The company finally responded to this tempest in a teakettle by bringing back the old illustrations in a reactive refresh that’s just rolled out. The whole story sounds a lot like the “Old Coke/New Coke” controversy from 1985, when the company made an error and then was able to position it as, “We are now listening to our customers.”

But why did the Hain Celestial Group, a large CPG with a market cap of $3.73B, make this huge mistake in the first place? Why didn’t they take their core consumers into account from day one? Let me offer some tea and sympathy…

Two Tea Brands, One Misstep

When the news first hit, I scratched my head a bit and a feeling of déjà vu came over me. Hadn’t we been through this before?  We were working on the brand strategy and launch of the Organic India Tulsi tea brand when we saw Yogi Tea (another beloved brand within the natural tea space) make the same mistake.

Yogi had built its visual brand expression around unique, iconic imagery drawn on a tea cup for each SKU of its herbal tea line. In an attempt to reconnect the brand to the growth of the yoga community in the US, they completely eliminated each and every cup illustration.  These were replaced with swirling henna patterns that they believed represented a touchpoint new converts to yoga would find aesthetically pleasing, but that ultimately watered down the core meaning of the Yogi brand and had no connection to the SKU flavor or functional benefit.

This created the effect of a tasteful but ultimately bland billboard on the shelf, and rendered the brand meaningless to new customers.  It also alienated their core customers, who we would watch frustratingly navigate the tea section, trying to find their favorite SKU and ultimately giving up. Needless to say, their SPINS share dropped precipitously.

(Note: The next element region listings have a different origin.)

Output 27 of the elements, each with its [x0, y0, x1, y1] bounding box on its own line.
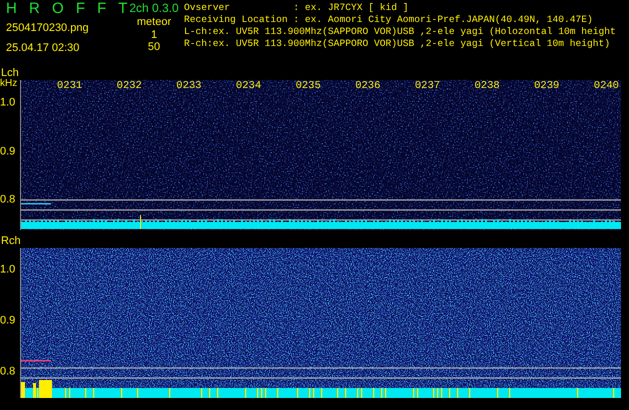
channel-label: Lch — [1, 67, 19, 79]
axis-tick-label: 1.0 — [0, 264, 16, 276]
meteor-label: meteor — [136, 16, 172, 29]
unit-label: kHz — [0, 78, 18, 89]
info-line: Receiving Location : ex. Aomori City Aomori-Pref.JAPAN(40.49N, 140.47E) — [184, 14, 594, 26]
axis-tick-label: 0.9 — [0, 146, 16, 157]
time-label: 0240 — [594, 80, 619, 92]
date-time: 25.04.17 02:30 — [6, 42, 80, 55]
info-line: L-ch:ex. UV5R 113.900Mhz(SAPPORO VOR)USB ,2-ele yagi (Holozontal 10m height — [184, 26, 616, 38]
file-name: 2504170230.png — [6, 22, 90, 35]
time-label: 0233 — [176, 80, 202, 92]
time-label: 0232 — [116, 80, 142, 92]
channel-label: Rch — [1, 235, 21, 247]
time-label: 0239 — [534, 80, 560, 92]
info-line: Ovserver : ex. JR7CYX [ kid ] — [184, 2, 410, 14]
axis-tick-label: 1.0 — [0, 98, 16, 108]
axis-tick-label: 0.9 — [0, 316, 16, 326]
version-label: 2ch 0.3.0 — [128, 0, 180, 16]
meteor-count: 50 — [146, 41, 162, 53]
time-label: 0237 — [414, 80, 440, 92]
axis-tick-label: 0.8 — [0, 366, 16, 378]
info-line: R-ch:ex. UV5R 113.900Mhz(SAPPORO VOR)USB ,2-ele yagi (Vertical 10m height) — [184, 38, 612, 50]
time-label: 0238 — [474, 80, 500, 92]
meteor-count: 1 — [150, 29, 158, 41]
time-label: 0235 — [296, 80, 321, 92]
axis-tick-label: 0.8 — [0, 194, 16, 206]
app-title: H R O F F T — [6, 0, 128, 18]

Ultimately, the company went through two more reactive refreshes that restored more of the recognizable symbology of the tea cups and flavors.

The Branding Lessons In Packaging Mistakes

I hesitated to write about this at first because there is a lot of confusion in the natural products industry about branding, and more often than not, companies equate branding with a logo and packaging design.

In our work at Pure Branding, we hold that those are just expressions of the brand — the brand itself is much deeper, as it reflects the beliefs and founding impulses of the organization, and how it then connects to the beliefs of its participants.

We’ve seen too many companies, just like Yogi Tea and Celestial Seasonings, misunderstand this guiding principle.  They then make a huge tactical error with the hope of expanding reach, but that comes at the expense of their core consumers, ending with a loss of sales and consumer trust.

We understand that packaging feels like an easy fix and how tempting it is to modernize what your brand stakeholders may feel like is an outdated design. But unless you know how your participants reflect and relate to your brand, you may find yourself modernizing away the visual elements that resonate most with your customers.

Packaging feels like an easy fix, but unless you know how your participants relate to your brand, you may find yourself modernizing away the visual elements that resonate most.

So what insights are lacking that would cause brands like Celestial and Yogi to make these mistakes of focusing only on the growth opportunity and not the core? In the segmentation research we conduct as part of any strategic rebranding, we’re able to map out the different persona segments that fall into a brand’s sphere of participation.

More often than not, we typically find a sweet spot of brand positioning and communication that has the highest potential of reaching a wider audience, but doesn’t alienate the core participants who built the brand in the first place.

If Yogi and Celestial paid attention to these truths, their packaging refreshes could have been everyone’s cup of tea.